Acusados de chefiar a quadrilha, os irmãos Marcos e Vanderlei Agopian, estão foragidos. O perito de Osasco, Rubens de Oliveira, está na cadeia. Os advogados dos três preferiram não se manifestar.
O técnico administrativo da previdência, Leonilso Sanfelice, responde em liberdade e não quis gravar entrevista.

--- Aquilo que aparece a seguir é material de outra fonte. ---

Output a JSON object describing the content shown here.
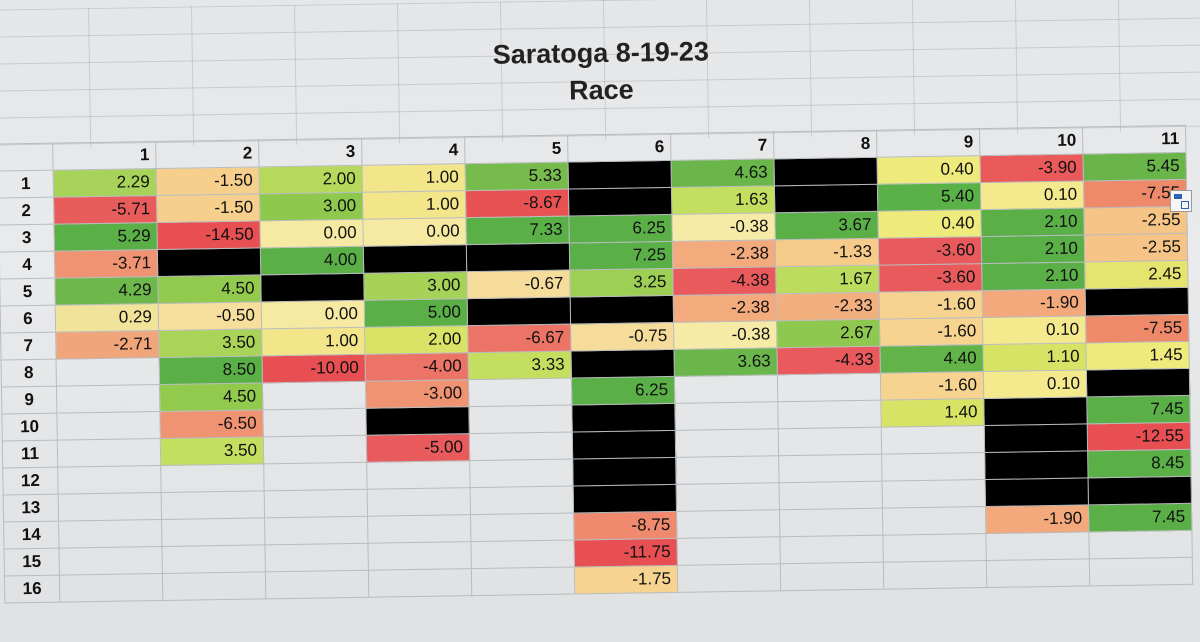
{
  "title": "Saratoga 8-19-23",
  "subtitle": "Race",
  "columns": [
    "1",
    "2",
    "3",
    "4",
    "5",
    "6",
    "7",
    "8",
    "9",
    "10",
    "11"
  ],
  "rows": [
    {
      "label": "1",
      "cells": [
        {
          "v": "2.29",
          "c": "#a8d35a"
        },
        {
          "v": "-1.50",
          "c": "#f6cf8c"
        },
        {
          "v": "2.00",
          "c": "#b7d95b"
        },
        {
          "v": "1.00",
          "c": "#f2e58a"
        },
        {
          "v": "5.33",
          "c": "#77bb4c"
        },
        {
          "v": "",
          "c": "#000000"
        },
        {
          "v": "4.63",
          "c": "#6ab64a"
        },
        {
          "v": "",
          "c": "#000000"
        },
        {
          "v": "0.40",
          "c": "#eeea7c"
        },
        {
          "v": "-3.90",
          "c": "#ea5a5a"
        },
        {
          "v": "5.45",
          "c": "#69b54a"
        }
      ]
    },
    {
      "label": "2",
      "cells": [
        {
          "v": "-5.71",
          "c": "#e85c5c"
        },
        {
          "v": "-1.50",
          "c": "#f6cf8c"
        },
        {
          "v": "3.00",
          "c": "#8ec84d"
        },
        {
          "v": "1.00",
          "c": "#f2e58a"
        },
        {
          "v": "-8.67",
          "c": "#e85252"
        },
        {
          "v": "",
          "c": "#000000"
        },
        {
          "v": "1.63",
          "c": "#c4df5f"
        },
        {
          "v": "",
          "c": "#000000"
        },
        {
          "v": "5.40",
          "c": "#5ab148"
        },
        {
          "v": "0.10",
          "c": "#f5e98e"
        },
        {
          "v": "-7.55",
          "c": "#ee8a6a"
        }
      ]
    },
    {
      "label": "3",
      "cells": [
        {
          "v": "5.29",
          "c": "#5aaf47"
        },
        {
          "v": "-14.50",
          "c": "#e84f52"
        },
        {
          "v": "0.00",
          "c": "#f6e9a2"
        },
        {
          "v": "0.00",
          "c": "#f6e9a2"
        },
        {
          "v": "7.33",
          "c": "#5aaf47"
        },
        {
          "v": "6.25",
          "c": "#5aaf47"
        },
        {
          "v": "-0.38",
          "c": "#f6eba6"
        },
        {
          "v": "3.67",
          "c": "#5aaf47"
        },
        {
          "v": "0.40",
          "c": "#eeea7c"
        },
        {
          "v": "2.10",
          "c": "#5aaf47"
        },
        {
          "v": "-2.55",
          "c": "#f5c486"
        }
      ]
    },
    {
      "label": "4",
      "cells": [
        {
          "v": "-3.71",
          "c": "#ef9372"
        },
        {
          "v": "",
          "c": "#000000"
        },
        {
          "v": "4.00",
          "c": "#5aaf47"
        },
        {
          "v": "",
          "c": "#000000"
        },
        {
          "v": "",
          "c": "#000000"
        },
        {
          "v": "7.25",
          "c": "#5aaf47"
        },
        {
          "v": "-2.38",
          "c": "#f3aa7d"
        },
        {
          "v": "-1.33",
          "c": "#f6cb8a"
        },
        {
          "v": "-3.60",
          "c": "#e85a5c"
        },
        {
          "v": "2.10",
          "c": "#5aaf47"
        },
        {
          "v": "-2.55",
          "c": "#f5c486"
        }
      ]
    },
    {
      "label": "5",
      "cells": [
        {
          "v": "4.29",
          "c": "#6eb84b"
        },
        {
          "v": "4.50",
          "c": "#92ca4e"
        },
        {
          "v": "",
          "c": "#000000"
        },
        {
          "v": "3.00",
          "c": "#a5d257"
        },
        {
          "v": "-0.67",
          "c": "#f6dc9a"
        },
        {
          "v": "3.25",
          "c": "#9ecf55"
        },
        {
          "v": "-4.38",
          "c": "#e85a5c"
        },
        {
          "v": "1.67",
          "c": "#bcdc5d"
        },
        {
          "v": "-3.60",
          "c": "#e85a5c"
        },
        {
          "v": "2.10",
          "c": "#5aaf47"
        },
        {
          "v": "2.45",
          "c": "#e4e46e"
        }
      ]
    },
    {
      "label": "6",
      "cells": [
        {
          "v": "0.29",
          "c": "#f1e39a"
        },
        {
          "v": "-0.50",
          "c": "#f6df9c"
        },
        {
          "v": "0.00",
          "c": "#f6e9a2"
        },
        {
          "v": "5.00",
          "c": "#5aaf47"
        },
        {
          "v": "",
          "c": "#000000"
        },
        {
          "v": "",
          "c": "#000000"
        },
        {
          "v": "-2.38",
          "c": "#f3aa7d"
        },
        {
          "v": "-2.33",
          "c": "#f3b07f"
        },
        {
          "v": "-1.60",
          "c": "#f6d48f"
        },
        {
          "v": "-1.90",
          "c": "#f3a97c"
        },
        {
          "v": "",
          "c": "#000000"
        }
      ]
    },
    {
      "label": "7",
      "cells": [
        {
          "v": "-2.71",
          "c": "#f0a57b"
        },
        {
          "v": "3.50",
          "c": "#aad458"
        },
        {
          "v": "1.00",
          "c": "#f2e58a"
        },
        {
          "v": "2.00",
          "c": "#d9e466"
        },
        {
          "v": "-6.67",
          "c": "#ec7466"
        },
        {
          "v": "-0.75",
          "c": "#f6dc9a"
        },
        {
          "v": "-0.38",
          "c": "#f6eba6"
        },
        {
          "v": "2.67",
          "c": "#8fc84e"
        },
        {
          "v": "-1.60",
          "c": "#f6d48f"
        },
        {
          "v": "0.10",
          "c": "#f5e98e"
        },
        {
          "v": "-7.55",
          "c": "#ee8a6a"
        }
      ]
    },
    {
      "label": "8",
      "cells": [
        {
          "v": "",
          "c": ""
        },
        {
          "v": "8.50",
          "c": "#5aaf47"
        },
        {
          "v": "-10.00",
          "c": "#e84f52"
        },
        {
          "v": "-4.00",
          "c": "#ec7466"
        },
        {
          "v": "3.33",
          "c": "#c4df5f"
        },
        {
          "v": "",
          "c": "#000000"
        },
        {
          "v": "3.63",
          "c": "#6ab64a"
        },
        {
          "v": "-4.33",
          "c": "#e85a5c"
        },
        {
          "v": "4.40",
          "c": "#62b348"
        },
        {
          "v": "1.10",
          "c": "#d7e364"
        },
        {
          "v": "1.45",
          "c": "#eeea7c"
        }
      ]
    },
    {
      "label": "9",
      "cells": [
        {
          "v": "",
          "c": ""
        },
        {
          "v": "4.50",
          "c": "#92ca4e"
        },
        {
          "v": "",
          "c": ""
        },
        {
          "v": "-3.00",
          "c": "#ef9372"
        },
        {
          "v": "",
          "c": ""
        },
        {
          "v": "6.25",
          "c": "#5aaf47"
        },
        {
          "v": "",
          "c": ""
        },
        {
          "v": "",
          "c": ""
        },
        {
          "v": "-1.60",
          "c": "#f6d48f"
        },
        {
          "v": "0.10",
          "c": "#f5e98e"
        },
        {
          "v": "",
          "c": "#000000"
        }
      ]
    },
    {
      "label": "10",
      "cells": [
        {
          "v": "",
          "c": ""
        },
        {
          "v": "-6.50",
          "c": "#ef9372"
        },
        {
          "v": "",
          "c": ""
        },
        {
          "v": "",
          "c": "#000000"
        },
        {
          "v": "",
          "c": ""
        },
        {
          "v": "",
          "c": "#000000"
        },
        {
          "v": "",
          "c": ""
        },
        {
          "v": "",
          "c": ""
        },
        {
          "v": "1.40",
          "c": "#d7e364"
        },
        {
          "v": "",
          "c": "#000000"
        },
        {
          "v": "7.45",
          "c": "#5aaf47"
        }
      ]
    },
    {
      "label": "11",
      "cells": [
        {
          "v": "",
          "c": ""
        },
        {
          "v": "3.50",
          "c": "#c4df5f"
        },
        {
          "v": "",
          "c": ""
        },
        {
          "v": "-5.00",
          "c": "#e85a5c"
        },
        {
          "v": "",
          "c": ""
        },
        {
          "v": "",
          "c": "#000000"
        },
        {
          "v": "",
          "c": ""
        },
        {
          "v": "",
          "c": ""
        },
        {
          "v": "",
          "c": ""
        },
        {
          "v": "",
          "c": "#000000"
        },
        {
          "v": "-12.55",
          "c": "#e84f52"
        }
      ]
    },
    {
      "label": "12",
      "cells": [
        {
          "v": "",
          "c": ""
        },
        {
          "v": "",
          "c": ""
        },
        {
          "v": "",
          "c": ""
        },
        {
          "v": "",
          "c": ""
        },
        {
          "v": "",
          "c": ""
        },
        {
          "v": "",
          "c": "#000000"
        },
        {
          "v": "",
          "c": ""
        },
        {
          "v": "",
          "c": ""
        },
        {
          "v": "",
          "c": ""
        },
        {
          "v": "",
          "c": "#000000"
        },
        {
          "v": "8.45",
          "c": "#5aaf47"
        }
      ]
    },
    {
      "label": "13",
      "cells": [
        {
          "v": "",
          "c": ""
        },
        {
          "v": "",
          "c": ""
        },
        {
          "v": "",
          "c": ""
        },
        {
          "v": "",
          "c": ""
        },
        {
          "v": "",
          "c": ""
        },
        {
          "v": "",
          "c": "#000000"
        },
        {
          "v": "",
          "c": ""
        },
        {
          "v": "",
          "c": ""
        },
        {
          "v": "",
          "c": ""
        },
        {
          "v": "",
          "c": "#000000"
        },
        {
          "v": "",
          "c": "#000000"
        }
      ]
    },
    {
      "label": "14",
      "cells": [
        {
          "v": "",
          "c": ""
        },
        {
          "v": "",
          "c": ""
        },
        {
          "v": "",
          "c": ""
        },
        {
          "v": "",
          "c": ""
        },
        {
          "v": "",
          "c": ""
        },
        {
          "v": "-8.75",
          "c": "#ef8a6e"
        },
        {
          "v": "",
          "c": ""
        },
        {
          "v": "",
          "c": ""
        },
        {
          "v": "",
          "c": ""
        },
        {
          "v": "-1.90",
          "c": "#f3a97c"
        },
        {
          "v": "7.45",
          "c": "#5aaf47"
        }
      ]
    },
    {
      "label": "15",
      "cells": [
        {
          "v": "",
          "c": ""
        },
        {
          "v": "",
          "c": ""
        },
        {
          "v": "",
          "c": ""
        },
        {
          "v": "",
          "c": ""
        },
        {
          "v": "",
          "c": ""
        },
        {
          "v": "-11.75",
          "c": "#e84f52"
        },
        {
          "v": "",
          "c": ""
        },
        {
          "v": "",
          "c": ""
        },
        {
          "v": "",
          "c": ""
        },
        {
          "v": "",
          "c": ""
        },
        {
          "v": "",
          "c": ""
        }
      ]
    },
    {
      "label": "16",
      "cells": [
        {
          "v": "",
          "c": ""
        },
        {
          "v": "",
          "c": ""
        },
        {
          "v": "",
          "c": ""
        },
        {
          "v": "",
          "c": ""
        },
        {
          "v": "",
          "c": ""
        },
        {
          "v": "-1.75",
          "c": "#f6d48f"
        },
        {
          "v": "",
          "c": ""
        },
        {
          "v": "",
          "c": ""
        },
        {
          "v": "",
          "c": ""
        },
        {
          "v": "",
          "c": ""
        },
        {
          "v": "",
          "c": ""
        }
      ]
    }
  ]
}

Só este ano, as fraudes contra o INSS chegam a R$ 19 milhões. Segundo o presidente do INSS, quem se beneficiou irregularmente, vai ter que devolver. “Nós vamos em busca de recursos, incialmente, financeiros. Se não tiver, de seus bens. Falecido, os herdeiros serão responsabilizados.”
Dificuldades
Enquanto isso, quem direito ao benefício quem contribuiu mais de um ano com a Previdência e está impedido de trabalhar por doença ou acidente por mais de quinze dias. A pessoa passa por um perito e o auxílio é cancelado quando ela se recupera.
Pessoas que tentam conseguir o auxílio-doença honestamente enfrentam dificuldades. É o caso de Ana Lúcia Silva, de São Paulo. Ela já foi secretária, analista e atendente de telemarketing. Em 2007, a saúde começou a piorar depois de uma cirurgia de hérnia de disco.
Aos 42 anos, ela depende da filha caçula, de 12, que a ajuda a se trocar e a se alimentar. Ana chegou a receber auxílio-doença por cinco anos, mas o benefício foi suspenso no ano passado, porque ela faltou a uma das avaliações. Depois disso, Ana voltou a procurar o INSS. Depois de seis meses tentando retomar o benefício, Ana finalmente será aposentada por invalidez.
Ana Lúcia, que não participou de nenhuma fraude e ficou desde o começo do ano sem receber o auxílio-doença, diz como se sente ao saber desses golpes. “Revoltada completamente. Pessoas sadias que ganham valores altíssimos e a gente fica brigando por causa de um salário mínimo. É tudo muito vergonhoso.”